May 2014: the FCC* considered two options: One permitting fast and slow broadband** lanes (compromising net neutrality) and one reclassifying broadband as a telecommunication service (like telephone service), thus preserving net neutrality.

November 2014: President Obama recommends that the FCC reclassify broadband internet service as a telecommunications service (preserving net neutrality).

January 2015: Republicans presented a US House of Representatives discussion draft bill making concessions to net neutrality, but designed to prohibit the FCC from further regulating ISPs.

February 2015: The FCC ruled in favor of net neutrality, reclassifying broadband as a common carrier under Title II. It was previously classified under Title I as an information service.

April 2015: The FCC published the final rule on its new net neutrality regulations.

June 2015: These rules went into effect.

 

*The FCC is the Federal Communications Commission, an independent agency of the United States government created to regulate interstate communications by radio, television, wire, satellite, and cable.

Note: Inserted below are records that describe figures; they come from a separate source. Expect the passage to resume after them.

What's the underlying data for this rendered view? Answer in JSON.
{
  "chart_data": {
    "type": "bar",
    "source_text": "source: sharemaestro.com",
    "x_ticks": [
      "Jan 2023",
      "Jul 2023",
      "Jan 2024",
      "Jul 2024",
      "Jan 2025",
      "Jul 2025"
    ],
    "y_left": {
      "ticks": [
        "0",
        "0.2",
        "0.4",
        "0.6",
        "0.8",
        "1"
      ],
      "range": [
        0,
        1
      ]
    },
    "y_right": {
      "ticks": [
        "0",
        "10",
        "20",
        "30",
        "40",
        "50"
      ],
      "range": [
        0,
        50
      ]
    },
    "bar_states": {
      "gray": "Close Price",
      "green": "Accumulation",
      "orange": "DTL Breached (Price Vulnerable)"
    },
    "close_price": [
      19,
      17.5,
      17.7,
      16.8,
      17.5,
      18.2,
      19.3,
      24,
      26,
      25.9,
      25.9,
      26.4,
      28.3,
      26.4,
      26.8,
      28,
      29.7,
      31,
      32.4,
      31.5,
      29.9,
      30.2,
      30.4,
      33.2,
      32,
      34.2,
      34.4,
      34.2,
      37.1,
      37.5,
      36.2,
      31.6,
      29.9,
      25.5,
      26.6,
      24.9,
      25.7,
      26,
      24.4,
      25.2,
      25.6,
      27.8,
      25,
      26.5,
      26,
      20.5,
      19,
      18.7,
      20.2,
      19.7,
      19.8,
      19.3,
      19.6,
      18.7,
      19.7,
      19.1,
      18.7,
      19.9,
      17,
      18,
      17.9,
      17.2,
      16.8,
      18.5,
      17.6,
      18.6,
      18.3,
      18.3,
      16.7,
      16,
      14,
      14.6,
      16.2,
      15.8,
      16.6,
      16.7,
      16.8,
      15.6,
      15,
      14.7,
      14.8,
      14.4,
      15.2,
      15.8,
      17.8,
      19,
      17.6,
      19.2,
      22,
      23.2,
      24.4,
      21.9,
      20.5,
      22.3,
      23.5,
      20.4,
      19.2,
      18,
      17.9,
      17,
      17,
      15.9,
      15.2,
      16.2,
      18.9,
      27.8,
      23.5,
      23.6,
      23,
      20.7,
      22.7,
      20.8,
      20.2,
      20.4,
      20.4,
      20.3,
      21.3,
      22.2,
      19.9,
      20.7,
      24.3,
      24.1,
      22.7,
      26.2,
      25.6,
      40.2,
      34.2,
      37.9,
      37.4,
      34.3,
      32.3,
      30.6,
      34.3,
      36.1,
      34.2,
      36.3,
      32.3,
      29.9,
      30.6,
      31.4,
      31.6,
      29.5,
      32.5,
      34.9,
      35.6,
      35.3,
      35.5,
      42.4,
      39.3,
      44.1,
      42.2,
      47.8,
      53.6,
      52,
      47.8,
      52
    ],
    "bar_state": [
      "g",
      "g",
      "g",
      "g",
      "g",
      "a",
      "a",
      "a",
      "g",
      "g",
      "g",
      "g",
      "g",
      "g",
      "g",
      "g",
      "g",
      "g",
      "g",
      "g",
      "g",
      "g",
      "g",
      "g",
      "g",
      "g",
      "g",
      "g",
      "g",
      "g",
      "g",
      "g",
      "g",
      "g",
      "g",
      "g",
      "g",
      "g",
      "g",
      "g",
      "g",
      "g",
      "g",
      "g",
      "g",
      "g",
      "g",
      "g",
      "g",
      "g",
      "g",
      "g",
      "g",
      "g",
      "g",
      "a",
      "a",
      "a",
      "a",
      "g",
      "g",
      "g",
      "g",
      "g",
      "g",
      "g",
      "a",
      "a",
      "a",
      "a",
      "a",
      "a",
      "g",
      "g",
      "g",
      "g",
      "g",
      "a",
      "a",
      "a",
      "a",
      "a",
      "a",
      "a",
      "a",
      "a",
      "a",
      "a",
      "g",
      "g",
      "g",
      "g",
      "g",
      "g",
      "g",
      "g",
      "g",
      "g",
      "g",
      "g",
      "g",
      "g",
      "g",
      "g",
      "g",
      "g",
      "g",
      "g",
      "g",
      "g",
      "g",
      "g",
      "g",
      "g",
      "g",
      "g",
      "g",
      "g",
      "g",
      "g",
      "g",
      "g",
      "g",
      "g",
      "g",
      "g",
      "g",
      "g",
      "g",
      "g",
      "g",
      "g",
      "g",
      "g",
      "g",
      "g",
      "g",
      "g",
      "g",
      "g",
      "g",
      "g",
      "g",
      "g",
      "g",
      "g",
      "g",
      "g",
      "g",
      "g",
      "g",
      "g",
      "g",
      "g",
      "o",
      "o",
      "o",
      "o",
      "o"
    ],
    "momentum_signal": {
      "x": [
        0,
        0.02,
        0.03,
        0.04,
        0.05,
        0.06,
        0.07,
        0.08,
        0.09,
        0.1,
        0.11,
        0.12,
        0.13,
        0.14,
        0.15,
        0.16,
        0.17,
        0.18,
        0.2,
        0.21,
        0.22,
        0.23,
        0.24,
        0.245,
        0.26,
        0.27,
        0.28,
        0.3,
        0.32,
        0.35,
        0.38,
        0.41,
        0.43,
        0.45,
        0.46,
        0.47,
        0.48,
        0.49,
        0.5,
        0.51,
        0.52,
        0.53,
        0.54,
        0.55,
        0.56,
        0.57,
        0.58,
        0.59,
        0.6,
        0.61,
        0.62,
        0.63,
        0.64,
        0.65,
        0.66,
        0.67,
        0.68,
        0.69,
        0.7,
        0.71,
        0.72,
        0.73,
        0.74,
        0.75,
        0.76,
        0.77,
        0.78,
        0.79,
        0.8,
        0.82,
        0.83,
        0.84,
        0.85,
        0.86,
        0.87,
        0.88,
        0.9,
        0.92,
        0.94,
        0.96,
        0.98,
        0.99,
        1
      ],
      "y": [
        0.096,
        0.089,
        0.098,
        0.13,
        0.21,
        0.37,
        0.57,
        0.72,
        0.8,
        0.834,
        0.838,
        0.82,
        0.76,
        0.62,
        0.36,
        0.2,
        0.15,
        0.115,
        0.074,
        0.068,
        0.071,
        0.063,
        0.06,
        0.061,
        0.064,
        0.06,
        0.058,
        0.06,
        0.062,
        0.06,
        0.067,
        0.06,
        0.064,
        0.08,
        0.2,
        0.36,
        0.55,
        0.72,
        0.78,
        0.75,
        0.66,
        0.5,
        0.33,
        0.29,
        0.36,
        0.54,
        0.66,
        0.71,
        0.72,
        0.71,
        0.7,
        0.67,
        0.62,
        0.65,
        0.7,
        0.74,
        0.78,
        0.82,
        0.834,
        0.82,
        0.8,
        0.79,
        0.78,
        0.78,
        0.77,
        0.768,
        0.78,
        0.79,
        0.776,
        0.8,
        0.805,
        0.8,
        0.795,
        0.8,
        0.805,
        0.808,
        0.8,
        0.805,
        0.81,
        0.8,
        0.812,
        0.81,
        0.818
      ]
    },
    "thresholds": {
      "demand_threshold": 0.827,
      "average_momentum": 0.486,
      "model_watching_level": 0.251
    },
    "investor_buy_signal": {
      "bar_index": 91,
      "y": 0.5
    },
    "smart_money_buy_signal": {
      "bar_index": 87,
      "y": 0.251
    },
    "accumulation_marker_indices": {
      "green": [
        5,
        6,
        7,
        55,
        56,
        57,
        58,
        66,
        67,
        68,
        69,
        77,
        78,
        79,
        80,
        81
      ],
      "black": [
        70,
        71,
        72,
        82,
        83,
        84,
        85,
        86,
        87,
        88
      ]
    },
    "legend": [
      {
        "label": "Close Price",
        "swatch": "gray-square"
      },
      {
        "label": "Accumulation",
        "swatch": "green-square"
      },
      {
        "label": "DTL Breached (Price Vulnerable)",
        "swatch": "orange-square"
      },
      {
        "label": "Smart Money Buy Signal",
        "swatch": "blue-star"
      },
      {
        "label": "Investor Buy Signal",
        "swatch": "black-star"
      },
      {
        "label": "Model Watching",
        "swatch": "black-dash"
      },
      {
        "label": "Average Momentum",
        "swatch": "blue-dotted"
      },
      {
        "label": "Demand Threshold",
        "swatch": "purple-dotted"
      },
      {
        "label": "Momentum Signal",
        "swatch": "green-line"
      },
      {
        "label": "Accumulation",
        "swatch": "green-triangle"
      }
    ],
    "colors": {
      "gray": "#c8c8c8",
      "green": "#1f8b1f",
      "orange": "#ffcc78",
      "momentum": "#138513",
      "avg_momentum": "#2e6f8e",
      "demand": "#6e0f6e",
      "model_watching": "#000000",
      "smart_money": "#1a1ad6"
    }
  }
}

**Broadband is wide bandwidth data transmission, basically fast internet access that is always on.

 

Wait – what is a common carrier?

This goes back to the Communications Act of 1934, which allows the FCC to regulate wire and radio communications services. Of the seven titles in the act, Title II specifies legal guidelines for common carriers. Common carriers are obligated to charge everyone the same price for the same service. If your business is to carry things for others, you have certain legal obligations. Whether you’re a postal service delivering letters or a ferry delivering people, (or an ISP delivering data) the basic obligation is “to serve upon reasonable request without unreasonable discrimination at a just and reasonable price and with adequate care”. Common carriers are defined not by what they say they are, but by what they do. Common carriers are obligated to serve everyone who wants to use the service. For example, the post office can’t deny service to people sending letters it disagrees with, and the phone company can’t refuse service to people based on their religious views. Everyone has the same right to pay to use the service. Common carriers are required to charge everyone the same price for the same service, without discrimination. Common carriers provide a service that we all want to have equal access to, such as taxi companies and wireless phone companies.

Common carriage was codified as a federal statute in the US in 1887, originally with the railroads in mind. In 1910, the act was modified to include telephone and telegraph companies. In 1934, the FCC was established to enforce these laws. Title II service providers are rigorously regulated and held to standards similar to telephone, gas and electricity providers. When ISPs were classified under Title II as common carriers, activities such as throttling, blocking and paid prioritization were specifically banned.

 

 

More (very recent) history:

 

April 2017: Ajit Pai, the new FCC chairman, proposed to repeal the policies favoring net neutrality that define broadband as a common carrier.

 

December 2017: The FCC voted in favor of repealing the policies that favor net neutrality. Basically, this reclassifies broadband Internet access service as an information service and reinstates mobile broadband Internet service as a private mobile service. They are no longer classified as common carriers.